Additional Unresolved Questions

The present review has focused on disparate rates of infant mortality resulting from preterm birth and low birth weight delivery. Nonetheless, the disparity in infant mortality between African Americans and European Americans also exists among normal birth weight (2,500–4,459 g) infants and infants that are large for gestational age (>4,500 g) (Mathews et al., 2002). Although explanations for these disparities are beyond the scope of the current review, this topic also merits careful attention.

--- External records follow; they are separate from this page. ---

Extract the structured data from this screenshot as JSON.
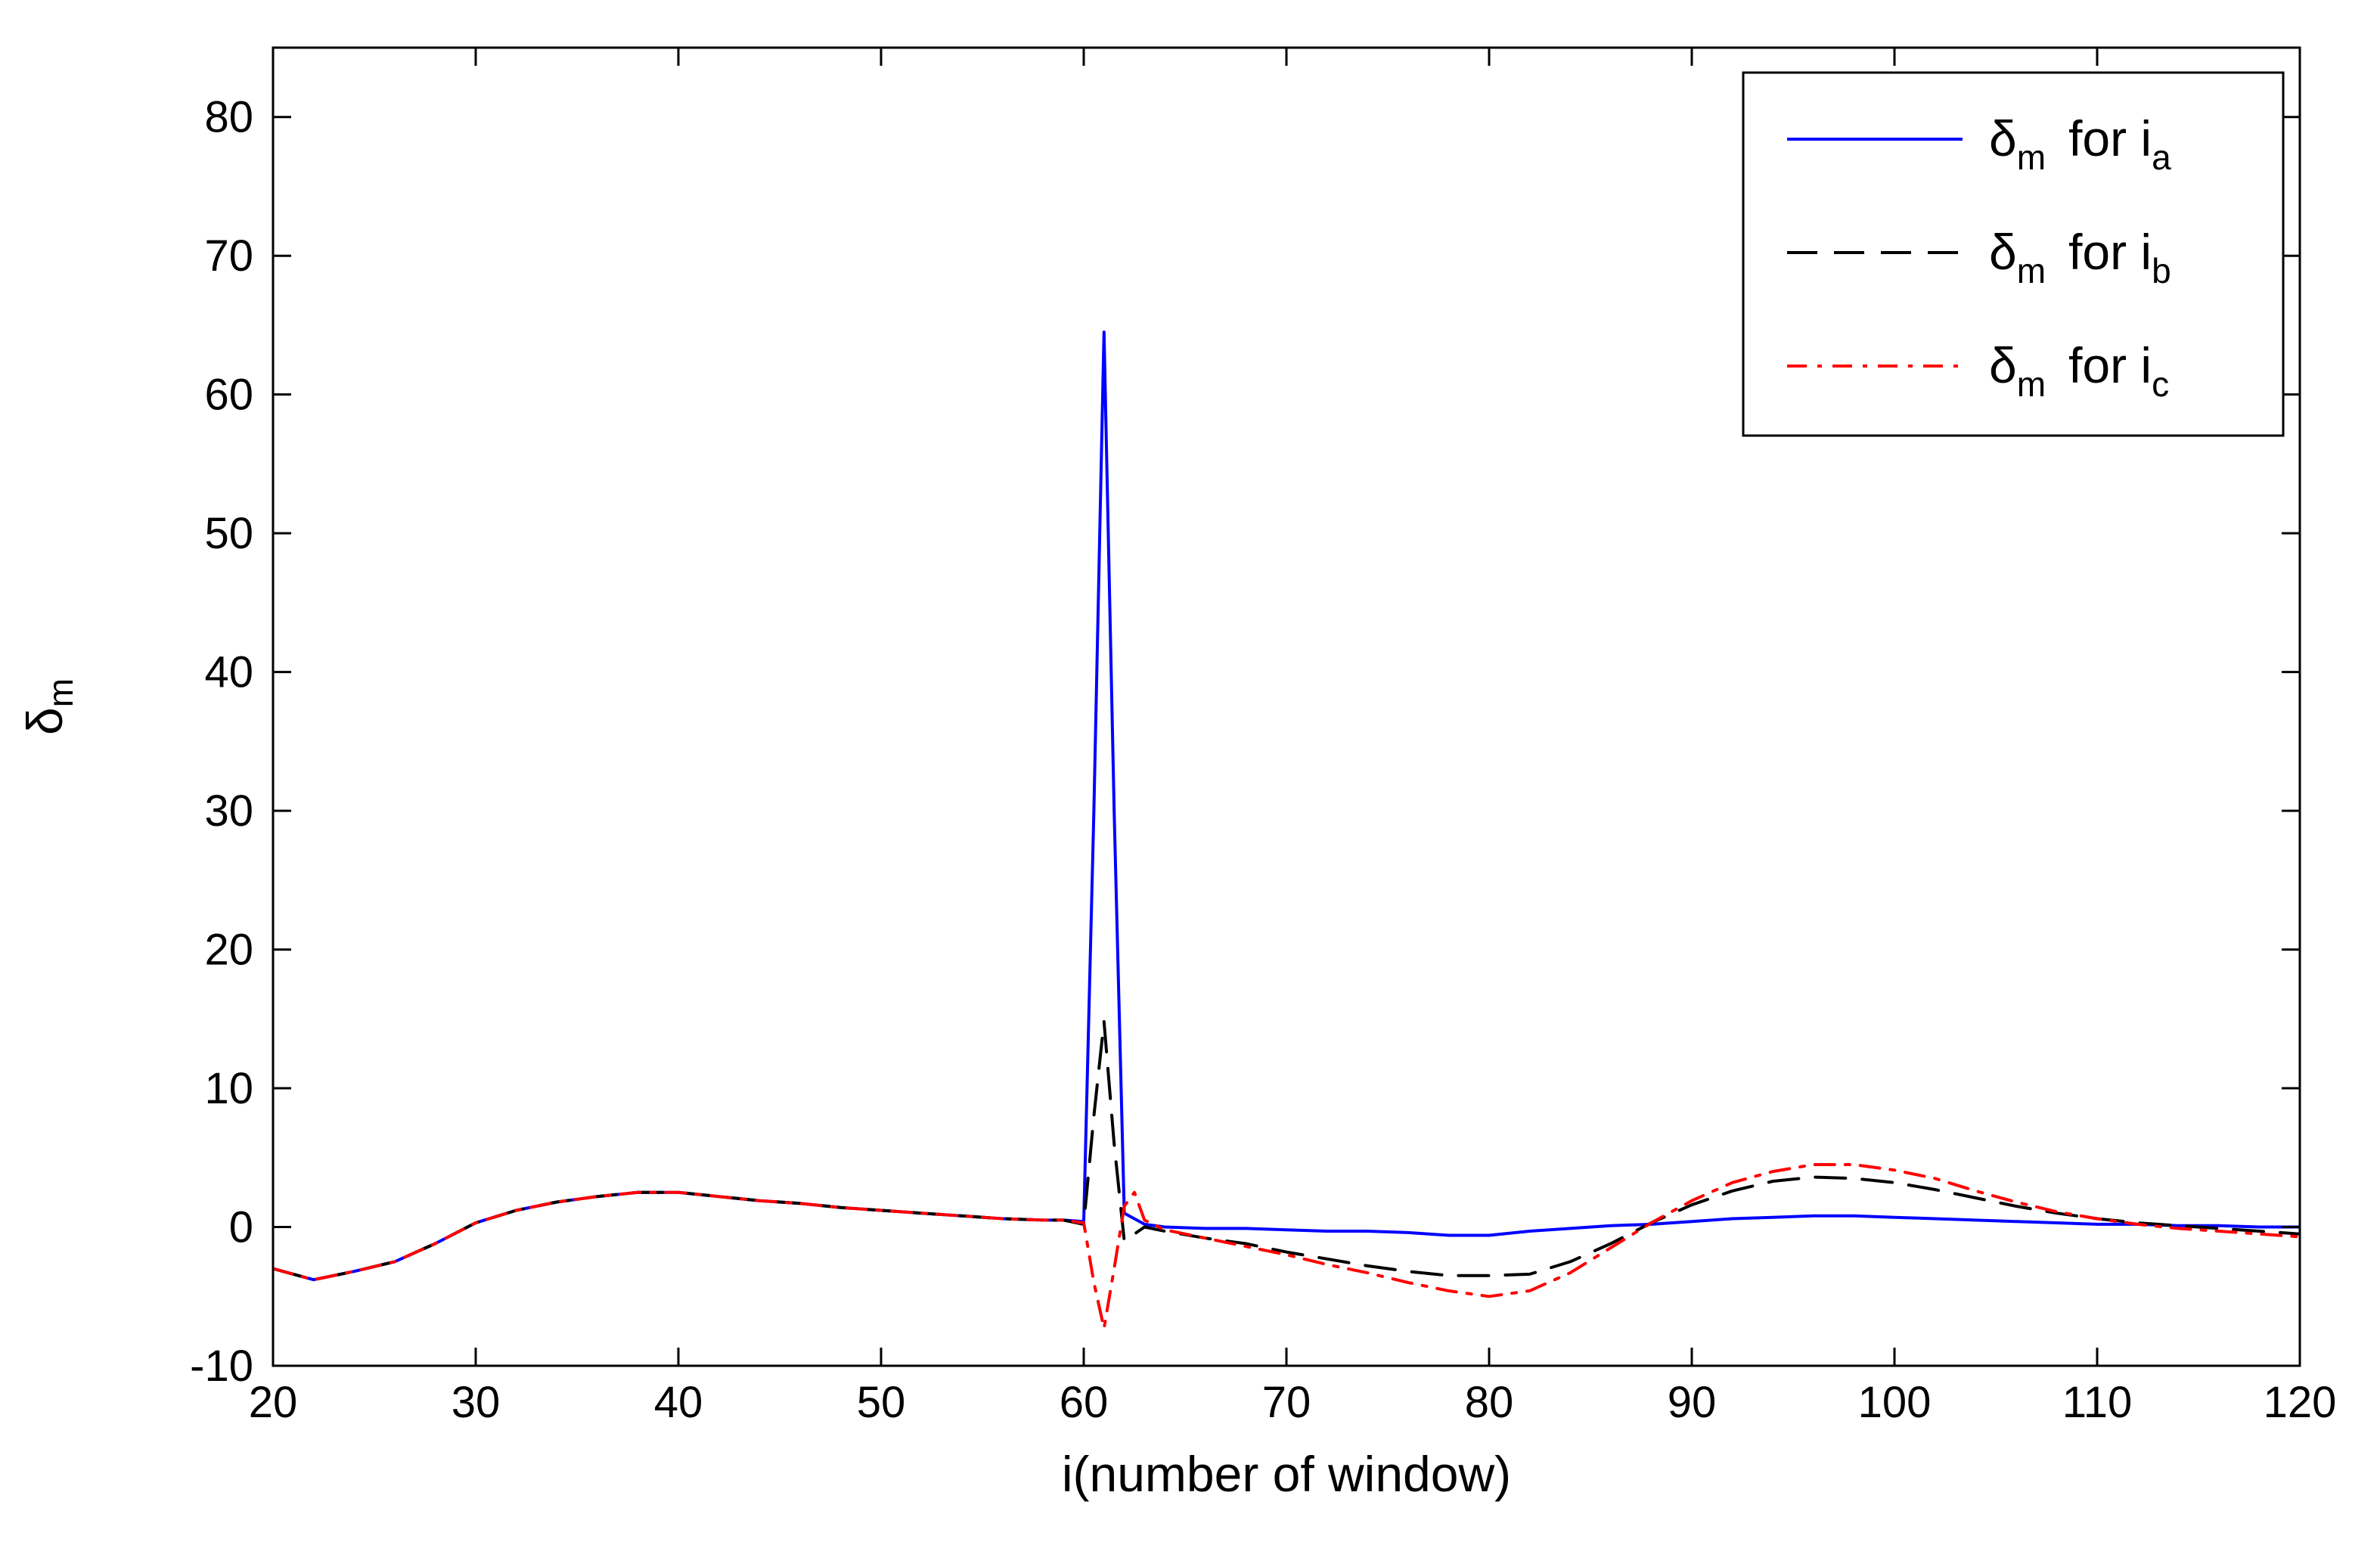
{
  "chart_data": {
    "type": "line",
    "title": "",
    "xlabel": "i(number of window)",
    "ylabel": {
      "symbol": "δ",
      "subscript": "m"
    },
    "xlim": [
      20,
      120
    ],
    "ylim": [
      -10,
      85
    ],
    "xticks": [
      20,
      30,
      40,
      50,
      60,
      70,
      80,
      90,
      100,
      110,
      120
    ],
    "yticks": [
      -10,
      0,
      10,
      20,
      30,
      40,
      50,
      60,
      70,
      80
    ],
    "grid": false,
    "legend_position": "top-right",
    "series": [
      {
        "legend": {
          "symbol": "δ",
          "subscript": "m",
          "text": "for i",
          "text_subscript": "a"
        },
        "color": "#0000ff",
        "style": "solid",
        "x": [
          20,
          22,
          24,
          26,
          28,
          30,
          32,
          34,
          36,
          38,
          40,
          42,
          44,
          46,
          48,
          50,
          52,
          54,
          56,
          58,
          59,
          60,
          60.5,
          61,
          61.5,
          62,
          63,
          64,
          66,
          68,
          70,
          72,
          74,
          76,
          78,
          80,
          82,
          84,
          86,
          88,
          90,
          92,
          94,
          96,
          98,
          100,
          102,
          104,
          106,
          108,
          110,
          112,
          114,
          116,
          118,
          120
        ],
        "y": [
          -3.0,
          -3.8,
          -3.2,
          -2.5,
          -1.2,
          0.3,
          1.2,
          1.8,
          2.2,
          2.5,
          2.5,
          2.2,
          1.9,
          1.7,
          1.4,
          1.2,
          1.0,
          0.8,
          0.6,
          0.5,
          0.5,
          0.4,
          30.0,
          64.5,
          30.0,
          1.0,
          0.2,
          0.0,
          -0.1,
          -0.1,
          -0.2,
          -0.3,
          -0.3,
          -0.4,
          -0.6,
          -0.6,
          -0.3,
          -0.1,
          0.1,
          0.2,
          0.4,
          0.6,
          0.7,
          0.8,
          0.8,
          0.7,
          0.6,
          0.5,
          0.4,
          0.3,
          0.2,
          0.2,
          0.1,
          0.1,
          0.0,
          0.0
        ]
      },
      {
        "legend": {
          "symbol": "δ",
          "subscript": "m",
          "text": "for i",
          "text_subscript": "b"
        },
        "color": "#000000",
        "style": "dashed",
        "x": [
          20,
          22,
          24,
          26,
          28,
          30,
          32,
          34,
          36,
          38,
          40,
          42,
          44,
          46,
          48,
          50,
          52,
          54,
          56,
          58,
          59,
          60,
          60.5,
          61,
          61.5,
          62,
          63,
          64,
          66,
          68,
          70,
          72,
          74,
          76,
          78,
          80,
          82,
          84,
          86,
          88,
          90,
          92,
          94,
          96,
          98,
          100,
          102,
          104,
          106,
          108,
          110,
          112,
          114,
          116,
          118,
          120
        ],
        "y": [
          -3.0,
          -3.8,
          -3.2,
          -2.5,
          -1.2,
          0.3,
          1.2,
          1.8,
          2.2,
          2.5,
          2.5,
          2.2,
          1.9,
          1.7,
          1.4,
          1.2,
          1.0,
          0.8,
          0.6,
          0.5,
          0.5,
          0.2,
          8.0,
          14.8,
          6.0,
          -1.0,
          0.0,
          -0.3,
          -0.8,
          -1.2,
          -1.8,
          -2.3,
          -2.8,
          -3.2,
          -3.5,
          -3.5,
          -3.4,
          -2.5,
          -1.2,
          0.3,
          1.6,
          2.6,
          3.3,
          3.6,
          3.5,
          3.2,
          2.7,
          2.1,
          1.5,
          1.0,
          0.6,
          0.3,
          0.1,
          -0.1,
          -0.3,
          -0.5
        ]
      },
      {
        "legend": {
          "symbol": "δ",
          "subscript": "m",
          "text": "for i",
          "text_subscript": "c"
        },
        "color": "#ff0000",
        "style": "dashdot",
        "x": [
          20,
          22,
          24,
          26,
          28,
          30,
          32,
          34,
          36,
          38,
          40,
          42,
          44,
          46,
          48,
          50,
          52,
          54,
          56,
          58,
          59,
          60,
          60.5,
          61,
          61.5,
          62,
          62.5,
          63,
          64,
          66,
          68,
          70,
          72,
          74,
          76,
          78,
          80,
          82,
          84,
          86,
          88,
          90,
          92,
          94,
          96,
          98,
          100,
          102,
          104,
          106,
          108,
          110,
          112,
          114,
          116,
          118,
          120
        ],
        "y": [
          -3.0,
          -3.8,
          -3.2,
          -2.5,
          -1.2,
          0.3,
          1.2,
          1.8,
          2.2,
          2.5,
          2.5,
          2.2,
          1.9,
          1.7,
          1.4,
          1.2,
          1.0,
          0.8,
          0.6,
          0.5,
          0.5,
          0.3,
          -4.0,
          -7.3,
          -3.0,
          1.5,
          2.5,
          0.5,
          -0.2,
          -0.8,
          -1.4,
          -2.0,
          -2.7,
          -3.3,
          -4.0,
          -4.6,
          -5.0,
          -4.6,
          -3.3,
          -1.5,
          0.3,
          1.9,
          3.2,
          4.0,
          4.5,
          4.5,
          4.1,
          3.5,
          2.6,
          1.8,
          1.1,
          0.6,
          0.2,
          -0.1,
          -0.3,
          -0.5,
          -0.7
        ]
      }
    ]
  }
}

Further study is also needed to consider how coping among African Americans contributes to differences in birth outcome. Differences in exposure to discrimination may influence how individuals cope with the stress of racism (Branscombe & Ellemers, 1998; Utsey, Ponterotto, & Reynolds, 2000) and with stressors unrelated to racism. In addition, some coping strategies, such as passive coping or suppression of negative affect, have been associated with higher blood pressure and diminution of immune functioning (Harburg, Blakelock, & Roeper, 1979; Krieger, 1990; Petrie, Booth, & Pennebaker, 1998). Krieger (1990) found that middle-aged African American women who responded to racism and gender discrimination with quiet acceptance were more likely to have hypertension than African American women who expressed their feelings of mistreatment. We have not addressed the role of coping in our discussion of factors that contribute to ethnic disparities in birth outcome, but we call attention to recent research on related issues that should be helpful in guiding future research (see Bennett et al., 2004; H. F. Myers et al., 2003; Yali & Lobel, 1999, 2002).

Conclusion

It is imperative that we continue to rigorously explore the reasons why African American infants are born earlier, with lower birth weight and with higher rates of mortality than European American infants to enable the development of interventions that effectively prevent these outcomes. Adverse birth outcomes can result in a lifetime of physical, financial, interpersonal, and other challenges that continue the self-perpetuating cycle of unfavorable conditions and poor health in African Americans. The field of psychology has a legacy of contributing to social change (Anderson, 2004). This legacy provides inspiration and hope that solutions to complex problems are within our reach. Examining the impact of such critical psychosocial variables as stress and racism and their complex interactive effects with behavior and physiology may not only illuminate how the life experiences of African American women influence birth outcomes, but also give us insight into explanations for other long-standing ethnic disparities in health in the United States.

Acknowledgments

Marci Lobel was supported by National Institutes of Health Grant R01HD39753 during preparation of this article.

Footnotes

1

We define discrimination as “unjustifiable negative behavior toward a group or its members” (D. G. Myers, 1996, p. 391) and racism as “beliefs, attitudes, institutional arrangements, and acts that tend to denigrate individuals or groups because of phenotypic characteristics or ethnic group affiliation” (Clark, Anderson, Clark, & Williams, 1999, p. 805). We use these terms and the term racial discrimination interchangeably. When describing the work of others, we have retained the authors’ terminology wherever possible.